In summary, I would find that the trial court erred in not entering a judgment in accordance with the jury’s verdict, after the jury made a factual determination as to when the statute of limitations commenced. A trial court cannot assume the role of a “seventh juror” or substitute its judgment for that of the jury on disputed questions of fact. See Hertz Corp. v. Gleason, 874 So.2d 1217, 1220 (Fla. 4th DCA 2004); Gulfstream Park Racing Ass’n ex rel. TIG Specialty Ins. Solutions v. Kessinger, 874 So.2d 645, 647 (Fla. 4th DCA 2004); Aurbach v. Gallina, 721 So.2d 756, 758 (Fla. 4th DCA 1998).
As Judge Richard Posner has observed about the role of the jury:
Rightly or wrongly, our system commits the decision of complex as well as simple facts, facts tinctured with legal or policy significance (such as negligence) as well as the who-did-what-to-whom facts that can be found without any instruction in the law, to the jury in cases in which a right to a jury trial is given.

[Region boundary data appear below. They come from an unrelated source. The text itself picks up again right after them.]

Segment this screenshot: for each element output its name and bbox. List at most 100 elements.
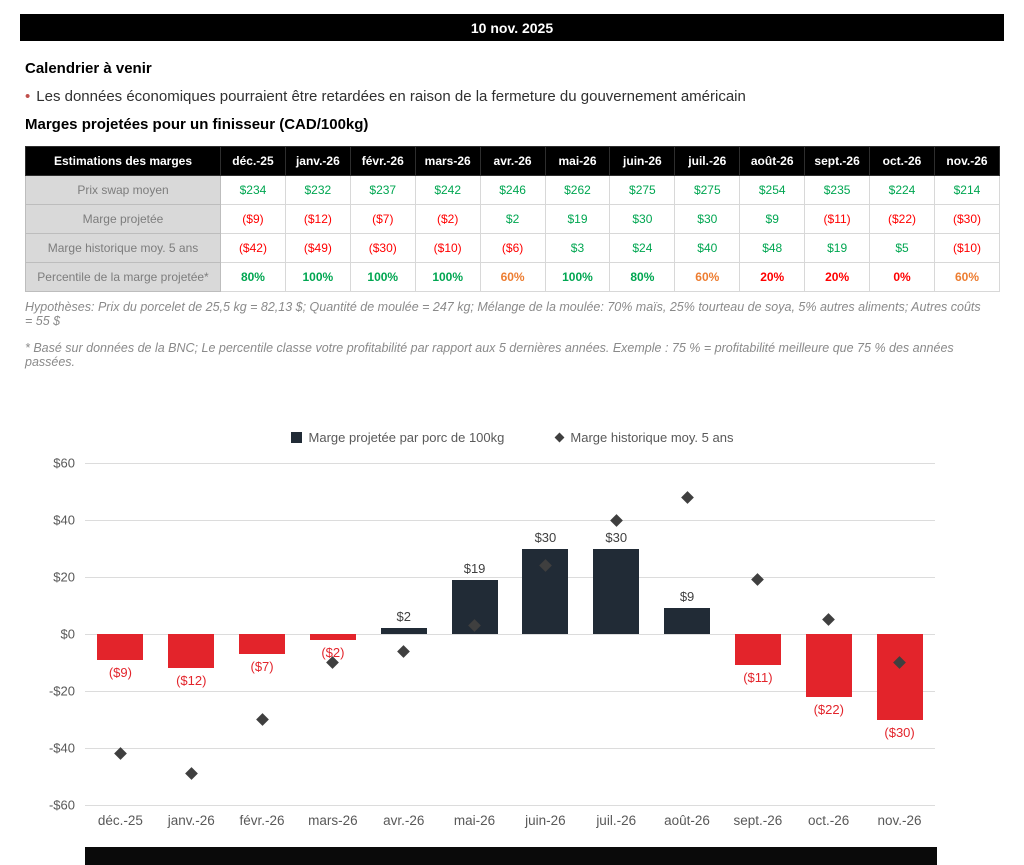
y-axis-label: -$60 xyxy=(48,797,75,813)
bar-value-label: ($9) xyxy=(108,664,132,680)
margins-table-title: Marges projetées pour un finisseur (CAD/… xyxy=(25,116,369,133)
calendar-bullet-text: Les données économiques pourraient être … xyxy=(36,88,746,105)
legend-label: Marge historique moy. 5 ans xyxy=(570,430,734,445)
table-cell: $40 xyxy=(674,233,741,263)
calendar-bullet-line: • Les données économiques pourraient être… xyxy=(25,88,746,105)
table-cell: $254 xyxy=(739,175,806,205)
table-cell: 100% xyxy=(349,262,416,292)
bar-value-label: ($2) xyxy=(321,644,345,660)
x-axis-label: sept.-26 xyxy=(733,813,783,828)
diamond-marker xyxy=(114,747,127,761)
legend-label: Marge projetée par porc de 100kg xyxy=(308,430,505,445)
table-cell: $232 xyxy=(284,175,351,205)
table-cell: ($9) xyxy=(220,204,286,234)
table-month-header: août-26 xyxy=(739,146,806,176)
bullet-icon: • xyxy=(25,88,31,105)
table-cell: ($30) xyxy=(349,233,416,263)
bar-value-label: ($12) xyxy=(176,673,207,689)
table-month-header: oct.-26 xyxy=(869,146,935,176)
table-month-header: janv.-26 xyxy=(284,146,351,176)
x-axis-label: mars-26 xyxy=(308,813,358,828)
bar-swatch-icon xyxy=(290,432,302,443)
x-axis-label: avr.-26 xyxy=(383,813,425,828)
x-axis-label: août-26 xyxy=(664,813,710,828)
table-cell: 80% xyxy=(609,262,676,292)
x-axis-label: janv.-26 xyxy=(167,813,215,828)
bar-value-label: ($22) xyxy=(813,701,844,717)
table-header-row: Estimations des marges déc.-25 janv.-26 fév… xyxy=(25,146,1001,176)
table-month-header: juil.-26 xyxy=(674,146,741,176)
bar-mars-26 xyxy=(309,634,356,640)
table-cell: $275 xyxy=(674,175,741,205)
chart-y-axis: $60 $40 $20 $0 -$20 -$40 -$60 xyxy=(10,456,75,813)
table-cell: ($2) xyxy=(414,204,481,234)
table-cell: 80% xyxy=(220,262,286,292)
bar-janv.-26 xyxy=(168,634,215,669)
table-month-header: févr.-26 xyxy=(349,146,416,176)
table-cell: 60% xyxy=(479,262,546,292)
table-cell: $224 xyxy=(869,175,935,205)
diamond-marker xyxy=(184,767,198,781)
table-cell: 20% xyxy=(804,262,871,292)
table-cell: $3 xyxy=(544,233,611,263)
diamond-marker xyxy=(397,644,411,658)
diamond-marker xyxy=(751,573,765,587)
table-month-header: sept.-26 xyxy=(804,146,871,176)
table-row: Marge historique moy. 5 ans ($42) ($49) ($3… xyxy=(25,233,1001,263)
table-corner-header: Estimations des marges xyxy=(25,146,221,176)
table-row-label: Prix swap moyen xyxy=(25,175,221,205)
report-date: 10 nov. 2025 xyxy=(470,19,554,36)
x-axis-label: févr.-26 xyxy=(239,813,285,828)
y-axis-label: $40 xyxy=(53,512,75,528)
table-cell: $237 xyxy=(349,175,416,205)
bar-value-label: ($30) xyxy=(884,724,915,740)
table-cell: $24 xyxy=(609,233,676,263)
diamond-marker xyxy=(255,713,269,726)
percentile-footnote: * Basé sur données de la BNC; Le percent… xyxy=(25,341,954,369)
gridline xyxy=(85,805,935,806)
table-cell: $30 xyxy=(674,204,741,234)
table-cell: ($10) xyxy=(414,233,481,263)
assumptions-footnote: Hypothèses: Prix du porcelet de 25,5 kg … xyxy=(25,300,981,328)
bar-value-label: $19 xyxy=(463,560,486,576)
table-cell: $262 xyxy=(544,175,611,205)
table-month-header: avr.-26 xyxy=(479,146,546,176)
table-cell: 100% xyxy=(284,262,351,292)
table-cell: ($42) xyxy=(220,233,286,263)
table-cell: ($22) xyxy=(869,204,935,234)
diamond-marker xyxy=(822,613,836,627)
y-axis-label: -$20 xyxy=(48,683,75,699)
diamond-marker xyxy=(680,490,694,504)
table-month-header: mars-26 xyxy=(414,146,481,176)
table-cell: 60% xyxy=(674,262,741,292)
table-cell: ($12) xyxy=(284,204,351,234)
x-axis-label: mai-26 xyxy=(453,813,496,828)
table-cell: 0% xyxy=(869,262,935,292)
table-cell: $275 xyxy=(609,175,676,205)
table-cell: $242 xyxy=(414,175,481,205)
table-cell: 20% xyxy=(739,262,806,292)
table-cell: ($30) xyxy=(933,204,1001,234)
bar-août-26 xyxy=(664,608,711,634)
y-axis-label: $60 xyxy=(53,455,75,471)
table-cell: $5 xyxy=(869,233,935,263)
x-axis-label: oct.-26 xyxy=(808,813,850,828)
table-cell: $246 xyxy=(479,175,546,205)
bar-value-label: $9 xyxy=(679,589,695,605)
table-cell: $48 xyxy=(739,233,806,263)
table-cell: ($7) xyxy=(349,204,416,234)
diamond-marker xyxy=(609,513,623,527)
table-row: Marge projetée ($9) ($12) ($7) ($2) $2 $19 $30 $… xyxy=(25,204,1001,234)
bar-oct.-26 xyxy=(805,634,852,697)
bar-sept.-26 xyxy=(734,634,781,666)
calendar-title: Calendrier à venir xyxy=(25,60,152,77)
bar-value-label: ($7) xyxy=(250,658,274,674)
table-month-header: mai-26 xyxy=(544,146,611,176)
table-cell: $19 xyxy=(544,204,611,234)
table-row-label: Marge projetée xyxy=(25,204,221,234)
bar-value-label: ($11) xyxy=(743,670,773,686)
table-cell: 100% xyxy=(414,262,481,292)
table-cell: ($49) xyxy=(284,233,351,263)
gridline xyxy=(85,634,935,635)
table-month-header: déc.-25 xyxy=(220,146,286,176)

Soderbeck v. Burnett Cnty., 752 F.2d 285, 289 (7th Cir.1985). By ignoring the determination of facts already made by the jury in this case, the majority opinion needlessly undermines the “system” which “commits the decision of ... facts” to the jury. Id.
Accordingly, I am compelled to follow the findings of the jury when there is conflicting evidence that only a jury can resolve.